This recent Bass Berry blog discusses a recent comment letter exchange in which the Staff questioned a registrant’s conclusion that a director who also served as its corporate secretary was “independent” under applicable Nasdaq rules. Here’s an excerpt:
Because the determination of director independence is crucial for maintaining SEC and stock exchange compliance (as well as Delaware law process protections in some situations), in-house and outside securities counsel often closely scrutinize the facts and circumstances of various relationships to confirm that director independence would not be jeopardized. Companies will often produce written memoranda that carefully analyze the specifics facts and circumstances of a director to help support the board’s determination that a director or director nominee is “independent” under the applicable standards.
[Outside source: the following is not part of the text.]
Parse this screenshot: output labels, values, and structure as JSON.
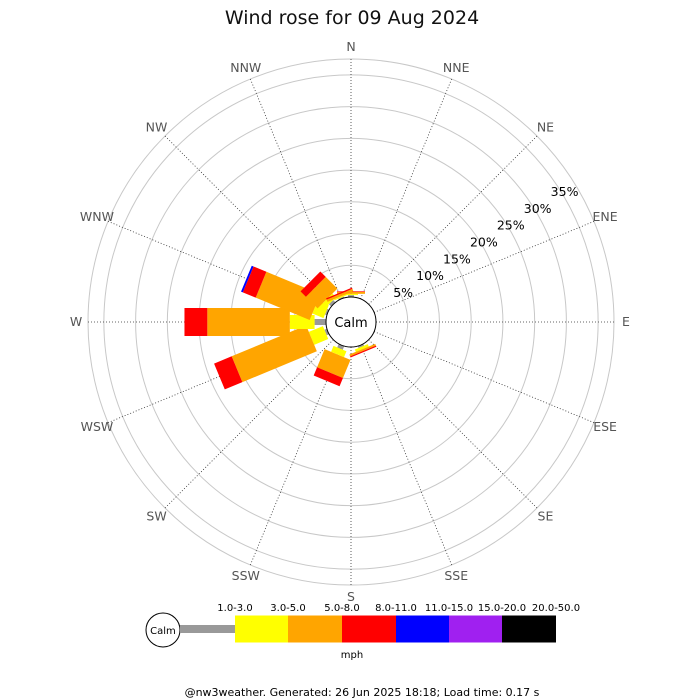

It is with this background that we found interesting a recent comment letter exchange in which the Securities and Exchange Commission (SEC) Staff questioned the registrant about its disclosure that a director was deemed independent notwithstanding the fact that the director was then-serving as the company’s corporate secretary.
The registrant took the position that the director was “independent” under the rules because (i) a corporate secretary position is not included in the definition of “officer” as defined by the SEC, and (ii) it did not consider the corporate secretary position as an employment relationship because the director did not receive any compensation for serving in the role and had only performed minor services in the role.
The blog also notes that the director agreed to step down from his position as corporate secretary in order to help resolve the comment. I linked to the registrant’s response letter in the first paragraph, and it is also presented in its entirety in the blog. The Staff did not comment further, and the final prospectus (p. 60) continues to classify the director as independent.